And that's precisely the point of this compelling series, which follows the lives of seven Southern California men and women who have Down syndrome: People with disabilities are still people, capable of maintaining romantic relationships and deep friendships, holding down jobs and striving toward goals, exhibiting strengths as well as weaknesses.
"Some people think people with disabilities never can make it big," Steven says. "How can I say this politely? Screw you." And, says Sean, "You can make your life anything you want."
The series is the inspiration and passion project of executive producer Jonathan Murray, who, with late partner Mary-Ellis Bunim, first turned television cameras on a group of young people with MTV's groundbreaking The Real World.
The other Born This Way cast members include Megan, a transplant from Colorado who comes to California with her overprotective mother to try to make it big in Hollywood; Rachel, who describes herself as boy-crazy; Elena, who laughs easily and enjoys Taiko drumming but is also given to dramatics; Cristina, who wants to marry her longtime boyfriend and buy a house with him; and John, an aspiring rap artist.
The cast's parents are also on hand, bringing further insights but also some moments as affecting as any their adult children provide. "Megan has taught me what's important in life," says her mother, Kris. "I had no idea I was capable of loving someone the way I love my daughter."
John's mother Joyce recounts how, when prenatal testing determined that her son had Down syndrome, she was urged to abort. And with stunning candor, Elena's mother, Japanese-born Hiromi, admits that because of her culture, "It took me 20 years to finally accept her as she is." Elena has internalized that maternal conflict: even the mention of Down syndrome sends her recoiling.
With the series focusing on ability rather than disability – Steven calls it, "Up syndrome, not Down syndrome," the cast's stories arc to satisfying and affecting conclusions.
Rachel, who has a deep fear of loud noises and crowds, is offered tickets to see and meet her idol, singer Adam Lambert, at a concert. "If I see him, I'll overcome my fears," she says – and she does, leaving her seat and moving all the way to the front of the stage, to dance with Lambert, grinning in happiness and triumph.
Cristina's boyfriend Angel gives her a "promise to love you" ring. And Elena, who lives in a group home and has a strong fear of change, allows herself to be taken to her parents' new home. "I'm a little shaky, but I'm trying to be a strong soldier," she says.
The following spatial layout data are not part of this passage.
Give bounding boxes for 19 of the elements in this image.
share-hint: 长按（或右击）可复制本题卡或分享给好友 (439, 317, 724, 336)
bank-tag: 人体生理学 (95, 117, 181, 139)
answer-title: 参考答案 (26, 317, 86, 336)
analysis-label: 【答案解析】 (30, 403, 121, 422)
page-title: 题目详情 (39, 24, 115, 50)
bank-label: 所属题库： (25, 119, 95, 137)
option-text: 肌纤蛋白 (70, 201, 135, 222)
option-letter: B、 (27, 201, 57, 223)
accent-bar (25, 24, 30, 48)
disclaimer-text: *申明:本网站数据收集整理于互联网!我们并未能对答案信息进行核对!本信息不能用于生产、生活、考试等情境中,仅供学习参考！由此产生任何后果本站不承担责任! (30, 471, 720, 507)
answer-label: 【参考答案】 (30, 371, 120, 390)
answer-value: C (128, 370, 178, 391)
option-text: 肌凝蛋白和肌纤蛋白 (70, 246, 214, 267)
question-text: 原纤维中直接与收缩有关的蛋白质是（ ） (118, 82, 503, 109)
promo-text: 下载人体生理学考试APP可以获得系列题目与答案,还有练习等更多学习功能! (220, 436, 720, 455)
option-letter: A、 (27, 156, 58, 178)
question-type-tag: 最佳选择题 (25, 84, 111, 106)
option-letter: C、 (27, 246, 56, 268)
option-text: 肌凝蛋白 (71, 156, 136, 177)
Later she tells Megan, whose mission it is to inspire others, that Megan has inspired her; she has changed and now wants to spread her "butterfly wings" and "sparkle."
Megan and her castmates have also inspired others. Born This Way viewership increased 83 per cent from the series' premiere in December 2015 to its final episode, thanks in part to a social media awareness campaign conducted by more than 25 disability organizations; A&E Network's executive vice president and head of programming Elaine Frontain Bryant has noted that she received posts about the show even on her personal Facebook page.
On October 1, 2015, members of those organizations converged upon Washington, D.C. for a screening and panel discussion for members of Congress, held at the U.S. Capitol, to raise awareness of and advocate for people with disabilities.
Happily, Born This Way will have more opportunities to shine its light on those who have disabilities, and Down syndrome in particular. The show has been renewed for a second season, scheduled to begin airing during the summer.
For its powerful pronouncement that that people with disabilities can lead joyful, meaningful lives, the Television Academy is proud to name Born This Way the recipient of a 2016 Academy Honor.